# Troubleshooting an amp that powers on but doesn't have any output?



## Knobby Digital (Aug 17, 2008)

The amp is a DD M1a. As mentioned in the title, it turns on but doesn't produce any sound. I've checked all its settings, and it worked fine when I removed it a couple weeks ago. The subs and cables are fine.

I lifted the hood on it and nothing looks out of place, nothing looks burnt, no caps bulging. But I'm a complete idiot in this arena, and if there's something I can do, I'd like to before taking it to get repaired.

I was having a problem with it dieing when the remotes were daisy-chained and another amp that had a bit of delay would power up. I currently have it on a separate turn-on from the others, so that's not an issue.

This pic was taken a little while ago, but everything is the same as far as I can tell. If there's a part of the board that I should get a close-up of, I can.

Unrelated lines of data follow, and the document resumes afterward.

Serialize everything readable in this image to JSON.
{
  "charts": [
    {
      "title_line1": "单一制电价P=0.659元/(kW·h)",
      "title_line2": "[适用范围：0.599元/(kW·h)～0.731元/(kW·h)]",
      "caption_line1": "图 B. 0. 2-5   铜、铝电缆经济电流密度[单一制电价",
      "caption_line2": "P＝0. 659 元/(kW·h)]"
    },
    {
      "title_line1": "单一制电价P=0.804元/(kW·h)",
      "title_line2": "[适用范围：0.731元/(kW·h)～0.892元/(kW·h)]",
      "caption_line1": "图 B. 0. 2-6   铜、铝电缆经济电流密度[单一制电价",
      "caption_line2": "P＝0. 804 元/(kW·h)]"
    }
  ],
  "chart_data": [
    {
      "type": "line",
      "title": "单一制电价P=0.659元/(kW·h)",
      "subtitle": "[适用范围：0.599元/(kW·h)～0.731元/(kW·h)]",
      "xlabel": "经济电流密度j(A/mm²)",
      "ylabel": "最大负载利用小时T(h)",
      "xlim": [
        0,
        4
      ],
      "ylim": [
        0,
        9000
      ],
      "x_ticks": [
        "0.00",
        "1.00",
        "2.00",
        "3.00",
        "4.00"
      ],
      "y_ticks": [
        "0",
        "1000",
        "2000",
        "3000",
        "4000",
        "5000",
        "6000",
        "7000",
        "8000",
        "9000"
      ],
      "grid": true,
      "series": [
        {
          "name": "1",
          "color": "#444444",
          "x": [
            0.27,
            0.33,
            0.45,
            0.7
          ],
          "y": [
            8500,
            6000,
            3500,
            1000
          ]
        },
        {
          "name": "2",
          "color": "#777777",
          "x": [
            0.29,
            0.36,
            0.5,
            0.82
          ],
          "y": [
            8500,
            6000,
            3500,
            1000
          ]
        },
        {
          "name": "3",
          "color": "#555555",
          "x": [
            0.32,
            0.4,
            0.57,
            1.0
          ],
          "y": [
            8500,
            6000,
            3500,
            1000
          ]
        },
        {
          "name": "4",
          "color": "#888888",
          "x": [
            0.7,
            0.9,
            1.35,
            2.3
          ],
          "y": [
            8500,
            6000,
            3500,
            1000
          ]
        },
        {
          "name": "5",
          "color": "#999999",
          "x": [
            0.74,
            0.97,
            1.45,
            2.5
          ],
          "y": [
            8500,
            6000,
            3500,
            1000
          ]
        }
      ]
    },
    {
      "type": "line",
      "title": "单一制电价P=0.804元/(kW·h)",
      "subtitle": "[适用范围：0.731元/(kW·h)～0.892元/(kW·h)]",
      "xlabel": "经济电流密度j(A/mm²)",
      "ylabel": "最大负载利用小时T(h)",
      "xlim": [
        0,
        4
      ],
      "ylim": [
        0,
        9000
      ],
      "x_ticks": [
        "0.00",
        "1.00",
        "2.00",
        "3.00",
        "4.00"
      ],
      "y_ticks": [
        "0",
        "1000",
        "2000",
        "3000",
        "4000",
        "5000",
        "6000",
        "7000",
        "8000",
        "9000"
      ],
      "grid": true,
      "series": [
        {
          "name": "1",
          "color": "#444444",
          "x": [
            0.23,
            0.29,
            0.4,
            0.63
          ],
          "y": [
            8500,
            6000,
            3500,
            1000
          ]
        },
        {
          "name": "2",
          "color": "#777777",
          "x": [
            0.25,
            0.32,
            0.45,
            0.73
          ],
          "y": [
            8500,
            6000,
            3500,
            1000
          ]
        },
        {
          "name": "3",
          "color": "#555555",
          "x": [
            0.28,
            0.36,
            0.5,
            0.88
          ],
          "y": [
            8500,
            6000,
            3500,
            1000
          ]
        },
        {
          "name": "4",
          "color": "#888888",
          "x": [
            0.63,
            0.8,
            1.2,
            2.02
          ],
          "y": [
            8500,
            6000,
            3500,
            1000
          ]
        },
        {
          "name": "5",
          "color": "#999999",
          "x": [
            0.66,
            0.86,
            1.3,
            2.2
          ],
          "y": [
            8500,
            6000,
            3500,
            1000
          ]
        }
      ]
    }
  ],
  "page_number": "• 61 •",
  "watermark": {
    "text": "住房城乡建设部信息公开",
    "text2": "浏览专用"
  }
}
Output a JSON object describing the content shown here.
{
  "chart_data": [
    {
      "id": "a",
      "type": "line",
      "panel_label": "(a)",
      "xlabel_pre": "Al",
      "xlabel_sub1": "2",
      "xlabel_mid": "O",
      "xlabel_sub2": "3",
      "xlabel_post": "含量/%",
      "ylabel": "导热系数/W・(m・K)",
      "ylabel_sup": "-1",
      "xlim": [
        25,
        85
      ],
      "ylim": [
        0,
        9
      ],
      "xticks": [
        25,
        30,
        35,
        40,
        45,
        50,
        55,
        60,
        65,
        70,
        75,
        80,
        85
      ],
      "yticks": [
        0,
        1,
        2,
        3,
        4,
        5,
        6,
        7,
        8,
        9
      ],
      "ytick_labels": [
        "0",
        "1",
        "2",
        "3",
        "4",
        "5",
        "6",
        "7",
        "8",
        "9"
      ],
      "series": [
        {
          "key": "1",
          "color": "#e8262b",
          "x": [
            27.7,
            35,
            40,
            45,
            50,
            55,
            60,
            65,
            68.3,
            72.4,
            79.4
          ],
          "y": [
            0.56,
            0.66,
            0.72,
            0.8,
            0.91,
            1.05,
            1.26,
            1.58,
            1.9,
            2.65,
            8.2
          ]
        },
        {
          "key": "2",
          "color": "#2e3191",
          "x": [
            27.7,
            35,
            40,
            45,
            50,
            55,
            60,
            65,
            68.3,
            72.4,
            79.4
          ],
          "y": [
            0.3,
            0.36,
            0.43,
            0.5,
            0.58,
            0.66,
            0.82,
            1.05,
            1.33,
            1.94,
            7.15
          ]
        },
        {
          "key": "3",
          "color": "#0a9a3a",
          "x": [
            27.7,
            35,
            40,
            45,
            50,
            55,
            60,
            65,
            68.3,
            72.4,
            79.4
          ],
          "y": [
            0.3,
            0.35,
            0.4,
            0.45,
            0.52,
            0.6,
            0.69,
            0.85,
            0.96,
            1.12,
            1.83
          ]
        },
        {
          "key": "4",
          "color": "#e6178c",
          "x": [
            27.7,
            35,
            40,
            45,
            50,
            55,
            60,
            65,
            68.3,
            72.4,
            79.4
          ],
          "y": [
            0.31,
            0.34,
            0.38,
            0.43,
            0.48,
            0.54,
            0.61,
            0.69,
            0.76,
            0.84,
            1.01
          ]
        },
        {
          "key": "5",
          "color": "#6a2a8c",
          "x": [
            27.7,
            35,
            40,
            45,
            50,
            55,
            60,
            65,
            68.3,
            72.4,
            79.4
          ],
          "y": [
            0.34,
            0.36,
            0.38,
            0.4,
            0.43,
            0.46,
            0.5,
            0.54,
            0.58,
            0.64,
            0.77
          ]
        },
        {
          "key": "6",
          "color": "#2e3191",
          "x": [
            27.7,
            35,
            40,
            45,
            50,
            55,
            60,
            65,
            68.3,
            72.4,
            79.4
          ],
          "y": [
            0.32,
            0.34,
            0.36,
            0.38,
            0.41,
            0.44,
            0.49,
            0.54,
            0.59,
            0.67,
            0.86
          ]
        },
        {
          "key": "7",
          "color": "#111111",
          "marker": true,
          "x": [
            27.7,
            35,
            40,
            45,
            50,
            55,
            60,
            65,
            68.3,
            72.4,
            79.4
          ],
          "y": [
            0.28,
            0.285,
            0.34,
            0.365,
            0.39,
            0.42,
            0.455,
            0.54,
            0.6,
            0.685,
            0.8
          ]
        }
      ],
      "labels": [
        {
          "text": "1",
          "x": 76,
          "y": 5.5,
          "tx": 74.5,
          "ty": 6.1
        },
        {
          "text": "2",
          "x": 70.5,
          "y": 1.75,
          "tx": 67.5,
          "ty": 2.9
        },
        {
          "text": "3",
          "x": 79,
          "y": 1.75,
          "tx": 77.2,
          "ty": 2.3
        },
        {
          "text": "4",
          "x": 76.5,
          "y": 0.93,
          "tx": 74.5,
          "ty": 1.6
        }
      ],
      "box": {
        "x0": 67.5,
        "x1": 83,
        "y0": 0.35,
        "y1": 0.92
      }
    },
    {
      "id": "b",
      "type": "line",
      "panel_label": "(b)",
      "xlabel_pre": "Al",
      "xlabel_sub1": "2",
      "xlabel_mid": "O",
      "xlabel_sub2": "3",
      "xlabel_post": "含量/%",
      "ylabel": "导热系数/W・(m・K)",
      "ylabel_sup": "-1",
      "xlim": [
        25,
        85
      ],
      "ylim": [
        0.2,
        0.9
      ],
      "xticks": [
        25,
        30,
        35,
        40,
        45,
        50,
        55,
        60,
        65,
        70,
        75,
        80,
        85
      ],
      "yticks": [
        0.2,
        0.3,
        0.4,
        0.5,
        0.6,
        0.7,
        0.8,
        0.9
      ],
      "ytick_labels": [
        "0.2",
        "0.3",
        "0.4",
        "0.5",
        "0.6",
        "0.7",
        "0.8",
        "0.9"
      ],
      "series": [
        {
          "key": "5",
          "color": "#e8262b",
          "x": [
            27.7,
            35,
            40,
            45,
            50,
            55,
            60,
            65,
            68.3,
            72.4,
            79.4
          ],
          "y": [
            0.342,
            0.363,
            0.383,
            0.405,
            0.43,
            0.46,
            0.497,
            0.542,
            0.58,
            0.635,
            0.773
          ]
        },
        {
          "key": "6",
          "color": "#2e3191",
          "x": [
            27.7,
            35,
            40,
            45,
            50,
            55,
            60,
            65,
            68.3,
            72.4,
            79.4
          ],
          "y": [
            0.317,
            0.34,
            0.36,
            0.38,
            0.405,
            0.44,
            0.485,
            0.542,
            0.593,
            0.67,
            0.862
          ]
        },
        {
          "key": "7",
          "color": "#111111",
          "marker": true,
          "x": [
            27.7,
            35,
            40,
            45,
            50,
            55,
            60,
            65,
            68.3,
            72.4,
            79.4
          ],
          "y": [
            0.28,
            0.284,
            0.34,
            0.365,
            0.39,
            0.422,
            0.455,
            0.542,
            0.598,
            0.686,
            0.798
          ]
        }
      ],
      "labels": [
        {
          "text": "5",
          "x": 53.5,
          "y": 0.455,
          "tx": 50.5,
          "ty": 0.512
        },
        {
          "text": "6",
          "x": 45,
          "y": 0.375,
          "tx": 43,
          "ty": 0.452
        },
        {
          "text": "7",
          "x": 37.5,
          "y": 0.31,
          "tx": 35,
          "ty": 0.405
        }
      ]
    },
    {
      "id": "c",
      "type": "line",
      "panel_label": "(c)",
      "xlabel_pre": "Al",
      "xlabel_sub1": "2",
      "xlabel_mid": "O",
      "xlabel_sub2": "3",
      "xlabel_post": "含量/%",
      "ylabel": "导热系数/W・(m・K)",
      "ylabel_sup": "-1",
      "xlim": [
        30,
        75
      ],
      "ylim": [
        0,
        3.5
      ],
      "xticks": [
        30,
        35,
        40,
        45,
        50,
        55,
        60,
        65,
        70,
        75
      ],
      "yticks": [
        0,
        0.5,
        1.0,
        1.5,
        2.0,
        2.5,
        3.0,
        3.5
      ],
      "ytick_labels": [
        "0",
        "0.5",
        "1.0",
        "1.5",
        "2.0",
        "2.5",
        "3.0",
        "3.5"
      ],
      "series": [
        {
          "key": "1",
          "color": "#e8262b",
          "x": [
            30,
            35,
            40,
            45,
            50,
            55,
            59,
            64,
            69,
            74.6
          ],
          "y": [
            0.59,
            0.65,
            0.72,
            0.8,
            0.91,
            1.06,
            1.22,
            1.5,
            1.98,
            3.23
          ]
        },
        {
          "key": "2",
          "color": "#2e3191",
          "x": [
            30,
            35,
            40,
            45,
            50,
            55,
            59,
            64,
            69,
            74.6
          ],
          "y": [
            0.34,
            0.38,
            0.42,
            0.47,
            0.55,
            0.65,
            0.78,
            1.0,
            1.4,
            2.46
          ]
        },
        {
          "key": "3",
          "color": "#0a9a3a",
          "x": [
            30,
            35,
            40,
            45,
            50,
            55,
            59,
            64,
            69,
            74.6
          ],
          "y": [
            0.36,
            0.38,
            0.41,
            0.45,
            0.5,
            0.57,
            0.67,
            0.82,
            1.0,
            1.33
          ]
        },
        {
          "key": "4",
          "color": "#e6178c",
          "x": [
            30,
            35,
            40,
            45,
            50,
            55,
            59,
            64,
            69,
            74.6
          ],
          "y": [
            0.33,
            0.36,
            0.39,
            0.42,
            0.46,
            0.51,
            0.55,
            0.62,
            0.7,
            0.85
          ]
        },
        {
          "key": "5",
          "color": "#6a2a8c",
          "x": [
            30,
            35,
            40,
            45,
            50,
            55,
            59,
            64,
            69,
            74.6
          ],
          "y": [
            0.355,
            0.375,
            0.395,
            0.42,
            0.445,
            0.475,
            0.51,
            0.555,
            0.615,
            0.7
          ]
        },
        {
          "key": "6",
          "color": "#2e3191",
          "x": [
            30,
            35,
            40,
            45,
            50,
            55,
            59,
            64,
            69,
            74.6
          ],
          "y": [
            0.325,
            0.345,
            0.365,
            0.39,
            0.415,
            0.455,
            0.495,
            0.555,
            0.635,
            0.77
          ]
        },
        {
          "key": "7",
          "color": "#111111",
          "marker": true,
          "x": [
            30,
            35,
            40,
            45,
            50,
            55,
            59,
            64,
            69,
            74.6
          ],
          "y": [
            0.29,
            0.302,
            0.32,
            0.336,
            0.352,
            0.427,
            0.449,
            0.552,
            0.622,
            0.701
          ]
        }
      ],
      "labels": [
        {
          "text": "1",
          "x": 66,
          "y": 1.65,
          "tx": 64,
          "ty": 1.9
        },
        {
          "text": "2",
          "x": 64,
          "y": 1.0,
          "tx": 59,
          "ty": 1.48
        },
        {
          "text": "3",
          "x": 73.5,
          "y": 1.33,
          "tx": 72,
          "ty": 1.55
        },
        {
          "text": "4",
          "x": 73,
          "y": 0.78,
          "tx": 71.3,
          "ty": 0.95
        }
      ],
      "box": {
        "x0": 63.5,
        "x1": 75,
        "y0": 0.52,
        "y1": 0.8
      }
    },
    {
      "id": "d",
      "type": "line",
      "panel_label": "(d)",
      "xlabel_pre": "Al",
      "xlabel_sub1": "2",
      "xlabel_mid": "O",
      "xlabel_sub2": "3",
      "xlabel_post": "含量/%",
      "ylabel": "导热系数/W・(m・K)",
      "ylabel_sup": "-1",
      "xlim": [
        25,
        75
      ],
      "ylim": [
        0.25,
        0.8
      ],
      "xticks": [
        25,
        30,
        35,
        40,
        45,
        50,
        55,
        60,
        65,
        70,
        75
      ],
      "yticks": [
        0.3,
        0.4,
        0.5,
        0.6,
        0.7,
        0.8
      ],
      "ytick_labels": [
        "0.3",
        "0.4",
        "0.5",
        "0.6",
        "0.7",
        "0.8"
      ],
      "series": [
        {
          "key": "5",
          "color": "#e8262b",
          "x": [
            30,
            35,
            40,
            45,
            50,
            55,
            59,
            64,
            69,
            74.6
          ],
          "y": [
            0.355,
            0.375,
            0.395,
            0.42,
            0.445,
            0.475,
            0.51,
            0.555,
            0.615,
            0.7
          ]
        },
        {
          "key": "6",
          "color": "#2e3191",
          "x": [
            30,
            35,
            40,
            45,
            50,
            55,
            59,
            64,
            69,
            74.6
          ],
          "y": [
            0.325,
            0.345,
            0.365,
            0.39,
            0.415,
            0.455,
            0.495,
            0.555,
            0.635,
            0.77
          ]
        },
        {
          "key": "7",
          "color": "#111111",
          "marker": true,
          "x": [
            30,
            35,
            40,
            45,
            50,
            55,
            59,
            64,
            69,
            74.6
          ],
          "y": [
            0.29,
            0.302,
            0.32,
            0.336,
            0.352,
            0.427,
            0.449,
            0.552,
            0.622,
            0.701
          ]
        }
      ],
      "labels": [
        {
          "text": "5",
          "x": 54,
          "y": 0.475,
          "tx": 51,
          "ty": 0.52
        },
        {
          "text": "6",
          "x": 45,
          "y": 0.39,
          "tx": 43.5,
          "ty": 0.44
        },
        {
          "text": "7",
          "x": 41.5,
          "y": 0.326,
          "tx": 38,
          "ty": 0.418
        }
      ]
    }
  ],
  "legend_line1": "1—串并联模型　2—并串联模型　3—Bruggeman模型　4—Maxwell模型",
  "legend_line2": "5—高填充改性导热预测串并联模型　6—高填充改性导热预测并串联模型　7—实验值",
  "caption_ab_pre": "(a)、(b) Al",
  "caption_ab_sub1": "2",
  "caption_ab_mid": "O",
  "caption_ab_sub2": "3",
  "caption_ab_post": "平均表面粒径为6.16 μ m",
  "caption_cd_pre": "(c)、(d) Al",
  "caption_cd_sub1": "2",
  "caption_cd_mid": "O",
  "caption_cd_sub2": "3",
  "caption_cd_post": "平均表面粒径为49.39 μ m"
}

Thanks for any help you can give.


----------



## Stage-Auto (Jul 14, 2010)

have you actually taken a multi metre to the cables? sometimes the defect isnt always visual. and more comonly its the RCA's that go so maybe test the amps output terminals . otherwise just spent some time stiking the multimeter around in the amp and find were the power dies your local maplins store carry most resistors/capacitors and for virtually nothing though dont be fooled soldering is way harder than it looks.


----------